Cette maison accueillante comporte des dizaines de cabines construites sur le même modèle. Le client y est guidé par une petite bonne, tout de noir vêtue, au tablier blanc impeccablement amidonné. Chaque cabine est carrelée (« Le sol était carrelé, et on le sentait lavé à grande eau, au savon. C’était propre, parfumé. »). La bonne installe chaque client sur un « étroit divan de rotin », le temps de remplir la baignoire d’eau. Et la même scène se répète 10 à 20 fois, en même temps, tant la maison est réputée. Pendant que Gisèle finit de s’occuper du client précédent, M. Hire est poussé dans la baignoire. Sur une petite étagère, la bonne a déposé tout ce qui est nécessaire à une bonne hygiène : « deux serviettes blanches, un petit pain de savon d’un rose de bonbon et un minuscule flacon d’eau de Cologne. » Les cloisons peu épaisses laissent filtrer les bruits d’eau des baignoires qui se remplissent et se vident en cadence, les bruits de conversations, de baisers, de soupirs… Il fait chaud dans ces cabines étroites, une véritable « étuve », qui ramollit la peau, dilate les pores et fait bourdonner le cerveau. Les miroirs qui ornent les murs sont très vite recouverts d’une buée épaisse.

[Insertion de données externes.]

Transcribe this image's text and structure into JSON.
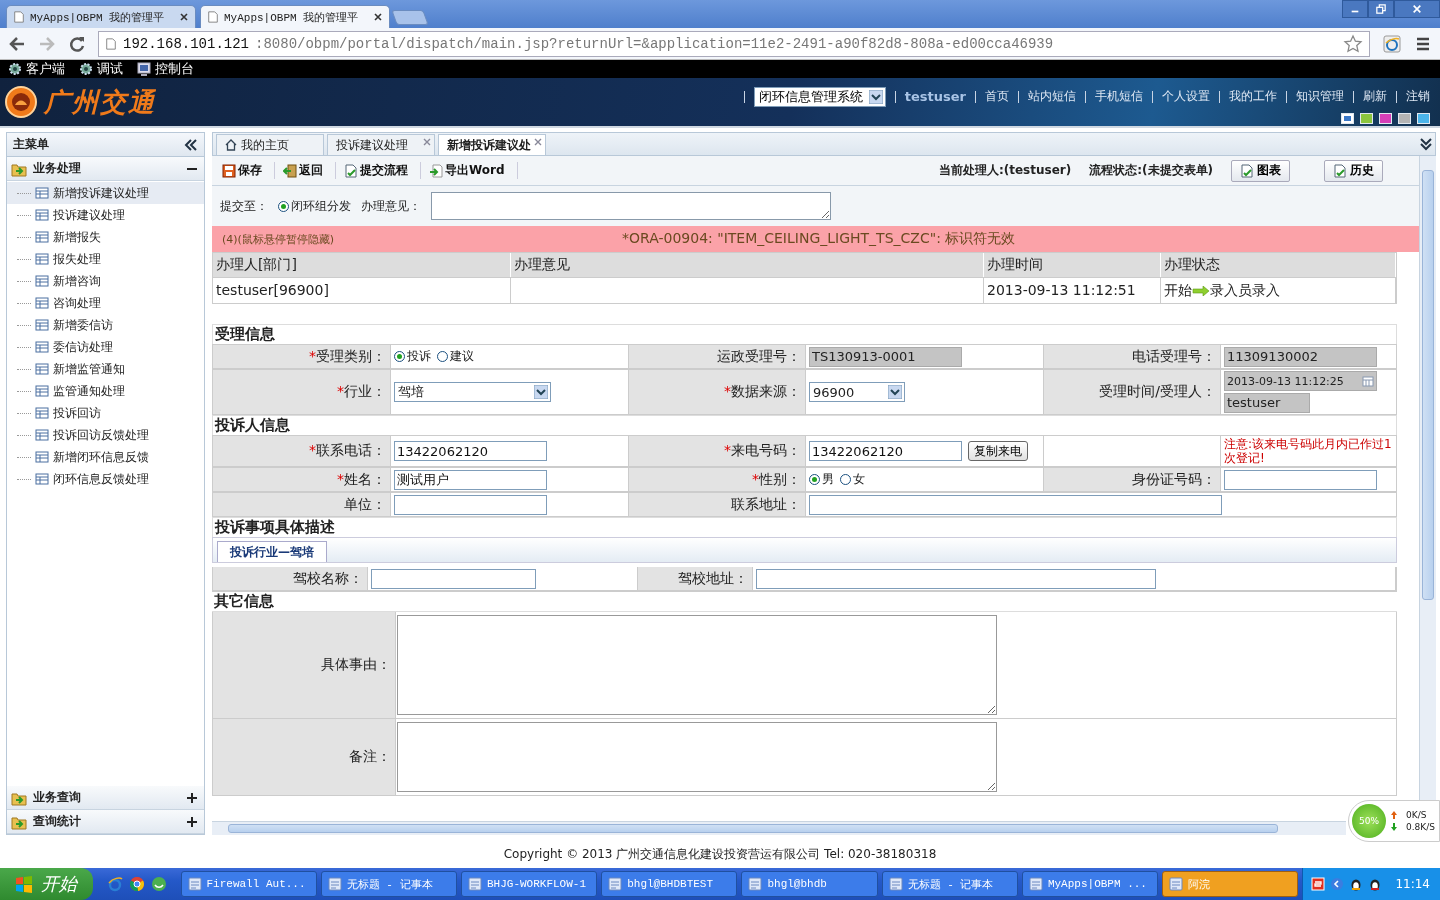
{
  "browser": {
    "tabs": [
      {
        "title": "MyApps|OBPM 我的管理平",
        "selected": false
      },
      {
        "title": "MyApps|OBPM 我的管理平",
        "selected": true
      }
    ],
    "url_host": "192.168.101.121",
    "url_rest": ":8080/obpm/portal/dispatch/main.jsp?returnUrl=&application=11e2-2491-a90f82d8-808a-ed00cca46939"
  },
  "top_toolbar": [
    {
      "label": "客户端",
      "kind": "gear"
    },
    {
      "label": "调试",
      "kind": "gear"
    },
    {
      "label": "控制台",
      "kind": "monitor"
    }
  ],
  "header": {
    "logo_text": "广州交通",
    "system_select": "闭环信息管理系统",
    "user": "testuser",
    "nav": [
      "首页",
      "站内短信",
      "手机短信",
      "个人设置",
      "我的工作",
      "知识管理",
      "刷新",
      "注销"
    ],
    "themes": [
      {
        "color": "#3a78c8",
        "selected": true
      },
      {
        "color": "#8cc63f",
        "selected": false
      },
      {
        "color": "#d63fb8",
        "selected": false
      },
      {
        "color": "#b4b4b4",
        "selected": false
      },
      {
        "color": "#4ab4ea",
        "selected": false
      }
    ]
  },
  "sidebar": {
    "title": "主菜单",
    "sections": [
      {
        "label": "业务处理",
        "expanded": true,
        "items": [
          {
            "label": "新增投诉建议处理",
            "selected": true
          },
          {
            "label": "投诉建议处理",
            "selected": false
          },
          {
            "label": "新增报失",
            "selected": false
          },
          {
            "label": "报失处理",
            "selected": false
          },
          {
            "label": "新增咨询",
            "selected": false
          },
          {
            "label": "咨询处理",
            "selected": false
          },
          {
            "label": "新增委信访",
            "selected": false
          },
          {
            "label": "委信访处理",
            "selected": false
          },
          {
            "label": "新增监管通知",
            "selected": false
          },
          {
            "label": "监管通知处理",
            "selected": false
          },
          {
            "label": "投诉回访",
            "selected": false
          },
          {
            "label": "投诉回访反馈处理",
            "selected": false
          },
          {
            "label": "新增闭环信息反馈",
            "selected": false
          },
          {
            "label": "闭环信息反馈处理",
            "selected": false
          }
        ]
      },
      {
        "label": "业务查询",
        "expanded": false
      },
      {
        "label": "查询统计",
        "expanded": false
      }
    ]
  },
  "tabs": [
    {
      "label": "我的主页",
      "selected": false,
      "kind": "home"
    },
    {
      "label": "投诉建议处理",
      "selected": false,
      "kind": "closable"
    },
    {
      "label": "新增投诉建议处",
      "selected": true,
      "kind": "closable"
    }
  ],
  "toolbar": {
    "buttons": [
      {
        "label": "保存",
        "kind": "save"
      },
      {
        "label": "返回",
        "kind": "back"
      },
      {
        "label": "提交流程",
        "kind": "submit"
      },
      {
        "label": "导出Word",
        "kind": "export"
      }
    ],
    "current_handler": "当前处理人:(testuser)",
    "flow_status": "流程状态:(未提交表单)",
    "right_buttons": [
      "图表",
      "历史"
    ]
  },
  "submit": {
    "label": "提交至：",
    "option": {
      "label": "闭环组分发",
      "selected": true
    },
    "opinion_label": "办理意见："
  },
  "error_bar": {
    "hint": "(4)(鼠标悬停暂停隐藏)",
    "message": "*ORA-00904: \"ITEM_CEILING_LIGHT_TS_CZC\": 标识符无效"
  },
  "history": {
    "columns": [
      "办理人[部门]",
      "办理意见",
      "办理时间",
      "办理状态"
    ],
    "rows": [
      {
        "person": "testuser[96900]",
        "time": "2013-09-13 11:12:51",
        "status_from": "开始",
        "status_to": "录入员录入"
      }
    ]
  },
  "form_sections": [
    {
      "title": "受理信息",
      "rows": [
        [
          {
            "kind": "label",
            "mark": "*",
            "text": "受理类别："
          },
          {
            "kind": "radio",
            "options": [
              {
                "label": "投诉",
                "selected": true
              },
              {
                "label": "建议",
                "selected": false
              }
            ]
          },
          {
            "kind": "label",
            "text": "运政受理号："
          },
          {
            "kind": "input",
            "value": "TS130913-0001",
            "disabled": true
          },
          {
            "kind": "label",
            "text": "电话受理号："
          },
          {
            "kind": "input",
            "value": "11309130002",
            "disabled": true
          }
        ],
        [
          {
            "kind": "label",
            "mark": "*",
            "text": "行业："
          },
          {
            "kind": "select",
            "value": "驾培"
          },
          {
            "kind": "label",
            "mark": "*",
            "text": "数据来源："
          },
          {
            "kind": "select",
            "value": "96900",
            "short": true
          },
          {
            "kind": "label",
            "text": "受理时间/受理人："
          },
          {
            "kind": "datetime",
            "value": "2013-09-13 11:12:25",
            "user": "testuser"
          }
        ]
      ]
    },
    {
      "title": "投诉人信息",
      "rows": [
        [
          {
            "kind": "label",
            "mark": "*",
            "text": "联系电话："
          },
          {
            "kind": "input",
            "value": "13422062120",
            "disabled": false
          },
          {
            "kind": "label",
            "mark": "*",
            "text": "来电号码："
          },
          {
            "kind": "input_button",
            "value": "13422062120",
            "button": "复制来电"
          },
          {
            "kind": "empty"
          },
          {
            "kind": "note",
            "text": "注意:该来电号码此月内已作过1次登记!"
          }
        ],
        [
          {
            "kind": "label",
            "mark": "*",
            "text": "姓名："
          },
          {
            "kind": "input",
            "value": "测试用户",
            "disabled": false
          },
          {
            "kind": "label",
            "mark": "*",
            "text": "性别："
          },
          {
            "kind": "radio",
            "options": [
              {
                "label": "男",
                "selected": true
              },
              {
                "label": "女",
                "selected": false
              }
            ]
          },
          {
            "kind": "label",
            "text": "身份证号码："
          },
          {
            "kind": "input",
            "disabled": false
          }
        ],
        [
          {
            "kind": "label",
            "text": "单位："
          },
          {
            "kind": "input",
            "disabled": false
          },
          {
            "kind": "label",
            "text": "联系地址："
          },
          {
            "kind": "wide_input",
            "disabled": false
          }
        ]
      ]
    }
  ],
  "description": {
    "title": "投诉事项具体描述",
    "subtab": "投诉行业—驾培",
    "fields": [
      "驾校名称：",
      "驾校地址："
    ]
  },
  "other": {
    "title": "其它信息",
    "fields": [
      "具体事由：",
      "备注："
    ]
  },
  "footer": "Copyright © 2013 广州交通信息化建设投资营运有限公司 Tel: 020-38180318",
  "net_meter": {
    "percent": "50%",
    "up": "0K/S",
    "down": "0.8K/S"
  },
  "taskbar": {
    "start": "开始",
    "tasks": [
      {
        "label": "Firewall Aut...",
        "selected": false
      },
      {
        "label": "无标题 - 记事本",
        "selected": false
      },
      {
        "label": "BHJG-WORKFLOW-1",
        "selected": false
      },
      {
        "label": "bhgl@BHDBTEST",
        "selected": false
      },
      {
        "label": "bhgl@bhdb",
        "selected": false
      },
      {
        "label": "无标题 - 记事本",
        "selected": false
      },
      {
        "label": "MyApps|OBPM ...",
        "selected": false
      },
      {
        "label": "阿浣",
        "selected": true
      }
    ],
    "time": "11:14"
  }
}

Tout s’agite autour des paisibles cabines. Des femmes courent, des ordres sont donnés. Une vraie ruche !
Pendant que M. Hire se savonne le corps, Gisèle entre dans la danse, laissant glisser son peignoir à terre bien vite. Gisèle est « grasse, rose, lavée et relavée elle aussi, imbibée de vapeur, de savon, de parfum. » Entièrement nue, elle donne un bon coup de pomme de douche sur M. Hire, avant de l’enrouler dans un peignoir, avant de le frictionner vigoureusement, puis de l’inviter à venir la rejoindre sur un divan une place ! Le timide M. Hire ne profite guère de la situation, se contentant de placer la tête sur le sein de la plantureuse Gisèle. Une Gisèle compréhensive, qui abrège la prestation en réclamant à son compagnon l’eau de Cologne non entamée (« Tu me laisses l’eau de Cologne ? »). Voilà… Il n’y a plus qu’à se quitter bons amis.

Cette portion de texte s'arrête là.